特定技能外国人が直面する「携帯電話契約」の壁と制度上のトラブル解決策 – アイセイソウ株式会社

日本で深刻な人手不足を解消する切り札として、多くの現場で活躍している「特定技能」の外国人労働者。しかし、彼らが日本で生活を始める際、日常生活のインフラである「携帯電話(スマートフォン)の契約」で深刻なトラブルや悩みに直面するケースが後を絶ちません。

本記事では、特定技能外国人がなぜ携帯電話の契約で躓いてしまうのか、その背景にある制度上の問題点と、受入れ企業や登録支援機関が取るべき対策について分かりやすく解説します。

なぜ生活に困る?特定技能外国人が抱える携帯契約の「3つの壁」

日本で部屋を借りる、銀行口座を開設する、仕事の連絡を取り合うなど、すべての生活基盤の土台となるのが携帯電話番号です。しかし、特定技能外国人が新規契約をしようとすると、以下のような問題が発生します。

1. 在留期間と「分割払い(ローン)」の審査の壁

多くの大手キャリアでは、スマートフォンの端末代金を分割払い(24回や36回など)にする際、「在留カードの残り期間が分割回数以上あること」が条件となるケースがほとんどです。

特定技能1号の在留期間は「1年」「6ヶ月」または「4ヶ月」ごとの更新となるため、実質的に最新端末の分割を断られてしまうというトラブルが多発しています。

2. クレジットカード未所持による支払い方法の壁

格安SIM(MVNO)などの安価なプランは、支払い方法が「クレジットカードのみ」に限定されていることが多くあります。来日したばかりの特定技能外国人が日本のクレジットカードを保有していることは稀であり、口座振替やコンビニ決済が可能な限られたプランを選ばざるを得ず、選択肢が狭まっています。

3. 言語と「複雑な契約ルール」の壁

日本の携帯契約は、2年縛り(解約金)の有無やオプション加入、端末返却プログラムなど、日本人でも理解が難しいほど複雑です。
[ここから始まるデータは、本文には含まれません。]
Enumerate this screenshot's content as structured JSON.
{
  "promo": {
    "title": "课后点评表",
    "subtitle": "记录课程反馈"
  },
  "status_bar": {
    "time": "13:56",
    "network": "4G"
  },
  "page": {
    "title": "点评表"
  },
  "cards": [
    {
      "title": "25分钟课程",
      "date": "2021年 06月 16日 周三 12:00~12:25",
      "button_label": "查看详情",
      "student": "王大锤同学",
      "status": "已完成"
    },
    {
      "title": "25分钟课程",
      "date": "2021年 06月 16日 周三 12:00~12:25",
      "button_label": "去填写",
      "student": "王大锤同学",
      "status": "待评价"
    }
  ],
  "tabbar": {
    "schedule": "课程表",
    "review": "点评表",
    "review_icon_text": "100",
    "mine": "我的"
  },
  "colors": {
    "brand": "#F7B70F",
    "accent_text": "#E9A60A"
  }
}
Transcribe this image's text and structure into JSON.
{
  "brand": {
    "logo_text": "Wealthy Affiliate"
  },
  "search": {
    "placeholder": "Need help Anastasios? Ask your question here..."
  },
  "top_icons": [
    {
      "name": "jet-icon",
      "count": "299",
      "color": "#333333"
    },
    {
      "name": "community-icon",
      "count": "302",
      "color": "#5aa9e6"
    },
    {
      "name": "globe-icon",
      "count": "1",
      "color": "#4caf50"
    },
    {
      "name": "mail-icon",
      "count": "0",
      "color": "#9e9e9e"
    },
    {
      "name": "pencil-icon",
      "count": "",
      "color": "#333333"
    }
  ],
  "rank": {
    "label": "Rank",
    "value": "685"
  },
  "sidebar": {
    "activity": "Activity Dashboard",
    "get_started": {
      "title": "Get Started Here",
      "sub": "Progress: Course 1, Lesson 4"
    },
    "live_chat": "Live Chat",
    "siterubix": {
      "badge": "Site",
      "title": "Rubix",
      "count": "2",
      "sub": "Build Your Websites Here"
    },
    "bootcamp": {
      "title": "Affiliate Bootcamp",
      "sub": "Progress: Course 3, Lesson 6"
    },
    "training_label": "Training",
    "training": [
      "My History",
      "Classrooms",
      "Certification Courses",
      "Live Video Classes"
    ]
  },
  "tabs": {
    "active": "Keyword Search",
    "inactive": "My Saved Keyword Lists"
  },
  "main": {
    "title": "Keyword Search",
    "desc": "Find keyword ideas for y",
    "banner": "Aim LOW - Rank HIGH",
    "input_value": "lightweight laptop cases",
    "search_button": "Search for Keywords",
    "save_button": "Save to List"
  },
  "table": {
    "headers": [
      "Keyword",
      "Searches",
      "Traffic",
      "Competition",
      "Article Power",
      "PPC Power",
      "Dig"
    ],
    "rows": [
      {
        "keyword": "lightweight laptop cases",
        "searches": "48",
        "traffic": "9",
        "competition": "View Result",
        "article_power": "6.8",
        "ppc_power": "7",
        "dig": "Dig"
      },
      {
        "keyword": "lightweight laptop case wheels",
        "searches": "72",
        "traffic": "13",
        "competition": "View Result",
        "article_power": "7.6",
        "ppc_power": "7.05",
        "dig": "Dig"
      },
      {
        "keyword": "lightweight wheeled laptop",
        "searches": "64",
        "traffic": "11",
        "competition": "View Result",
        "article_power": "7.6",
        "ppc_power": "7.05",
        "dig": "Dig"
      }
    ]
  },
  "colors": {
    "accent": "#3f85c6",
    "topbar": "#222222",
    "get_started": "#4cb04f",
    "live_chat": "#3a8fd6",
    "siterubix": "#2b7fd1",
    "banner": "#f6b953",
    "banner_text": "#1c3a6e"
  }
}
多言語対応が不十分な店舗では、内容をよく理解できないまま不要な高額オプションに加入させられるといったトラブルも報告されています。

背景にある「制度上・運用上」のねじれ

これらは単なる民間企業(キャリア)のルールの問題だけでなく、日本の制度や運用の仕組みが影響しています。

  • 「在留資格」に対する一律の機械的審査: 特定技能1号は最長5年まで滞在できる資格であるにもかかわらず、在留カード上の表記(1年更新など)だけを見て「短期滞在者」と同様の基準で審査されてしまうという、運用上のギャップが存在します。

  • 銀行口座開設(給与振込)との鶏と卵の関係: 銀行口座を作るには携帯番号が必要ですが、携帯を契約するには(口座振替のための)銀行口座が必要という、身動きが取れない「デッドロック」状態に陥ることがあります。

受入れ企業や登録支援機関が実践すべき「支援アクション」

特定技能外国人がこうしたトラブルで孤立しないよう、受入れ企業や登録支援機関による積極的な初期サポートが不可欠です。

対策・支援内容 具体的なアクション
SIMフリー端末の持込推奨 来日前に「SIMフリーのスマホ端末」を自国から持参するよう案内する(端末購入の審査を回避)。
口座振替・現金対応のSIM選定 クレジットカードがなくても契約できる、外国人向けのMVNOサービス(GTNモバイルやLINEMOなど)を事前にリサーチして勧める。
店舗への同行と重要事項の確認 契約時は支援担当者が同行し、不要なオプションがついていないか、解約時の条件などを一緒に確認する。

まとめ:スムーズな生活立ち上げが、長期定着のカギ

携帯電話が使えない状態が続くと、外国人スタッフは精神的に強い不安を感じ、受入れ企業への不信感に繋がってしまうこともあります。

特定技能制度における「生活支援」の一環として、携帯電話の契約サポートは最優先事項の一つです。制度上の不備を理解した上で、企業側が先回りして環境を整えることが、外国人スタッフの安心感と日本での長期的な定着へと繋がります。